The TRACE-enabled city energy diagnostics were initially conducted in the cities of León and Puebla. The assessments not only helped raise awareness on opportunities for energy efficiency improvements, but also opened a dialogue among the different sectors within each municipality, as well as between the Ministry of Energy and the two municipalities.
Puebla and León used the diagnostics to integrate energy efficiency into their environment strategies. Remarkably these assessments were catalytic to the Government’s decision to roll out a national program to promote energy efficiency investments and policy at the local level.
The national program used TRACE to conduct city energy diagnostics in one municipality in each of the 32 Mexican States, providing valuable information and data, which laid the groundwork for the design of the Mexico Municipal Energy Efficiency Strategy. Public lighting, municipal buildings, and water and wastewater pumping were prioritized in the project.

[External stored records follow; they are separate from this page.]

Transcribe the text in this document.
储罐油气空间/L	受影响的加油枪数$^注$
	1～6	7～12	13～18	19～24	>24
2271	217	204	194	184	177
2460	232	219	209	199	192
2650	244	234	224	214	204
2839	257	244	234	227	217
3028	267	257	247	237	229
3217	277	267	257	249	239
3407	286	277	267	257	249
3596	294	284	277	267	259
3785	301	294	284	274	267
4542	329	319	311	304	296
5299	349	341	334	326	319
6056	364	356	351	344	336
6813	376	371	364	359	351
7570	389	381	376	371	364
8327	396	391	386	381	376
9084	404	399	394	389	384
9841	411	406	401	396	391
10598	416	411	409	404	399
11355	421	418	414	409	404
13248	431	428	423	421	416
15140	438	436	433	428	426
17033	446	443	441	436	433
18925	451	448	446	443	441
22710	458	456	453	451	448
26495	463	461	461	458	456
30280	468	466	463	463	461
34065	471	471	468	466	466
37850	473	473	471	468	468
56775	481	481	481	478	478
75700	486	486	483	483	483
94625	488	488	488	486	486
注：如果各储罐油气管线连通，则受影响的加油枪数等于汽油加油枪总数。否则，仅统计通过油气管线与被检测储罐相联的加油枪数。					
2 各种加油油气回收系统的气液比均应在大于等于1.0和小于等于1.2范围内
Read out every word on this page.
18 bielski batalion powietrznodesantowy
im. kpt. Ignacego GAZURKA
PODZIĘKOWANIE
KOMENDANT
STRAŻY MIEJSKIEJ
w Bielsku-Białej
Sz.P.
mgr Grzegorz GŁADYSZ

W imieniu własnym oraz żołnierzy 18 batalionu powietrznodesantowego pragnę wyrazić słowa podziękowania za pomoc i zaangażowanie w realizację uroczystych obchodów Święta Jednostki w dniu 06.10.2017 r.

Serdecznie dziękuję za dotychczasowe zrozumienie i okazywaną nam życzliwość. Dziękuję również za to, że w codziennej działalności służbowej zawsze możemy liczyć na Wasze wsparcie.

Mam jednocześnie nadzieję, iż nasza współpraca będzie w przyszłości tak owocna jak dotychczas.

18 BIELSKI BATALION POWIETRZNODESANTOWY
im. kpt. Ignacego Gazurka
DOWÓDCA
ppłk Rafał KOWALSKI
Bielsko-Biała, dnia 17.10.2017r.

“It is always gratifying to see small pilot projects expand to scale and lead to larger investments that have strong development impact,” said Charles Feinstein, World Bank Director for the Energy and Extractives Global Practice. “The Government of Mexico has shown leadership, commitment, and innovation in spearheading this effort.”
By engaging multiple stakeholders from the beginning, the project put in place a financing and operational mechanism to help ensure sustainability and provide an opportunity for scale-up. This includes a revolving fund to allow part of the energy efficiency investments to be repaid by the municipalities through energy service agreements. This enables municipalities to reimburse investment costs without incurring debt, as payments are made from energy savings and limiting associated risks. This creates a sustainable model because it keeps investment flowing, and it can also be scaled up to other municipalities.
“The Municipal Energy Efficiency project is the culmination of the effort we collectively began in 2014,” said Leonardo Beltran, Deputy Secretary for Energy Planning at SENER. “We see this as a crucial step for achieving significant development gains so that Mexico continues its journey towards sustainable development, economic growth, and a climate-resilient future. We hope that our experience can provide valuable lessons for others facing similar challenges.”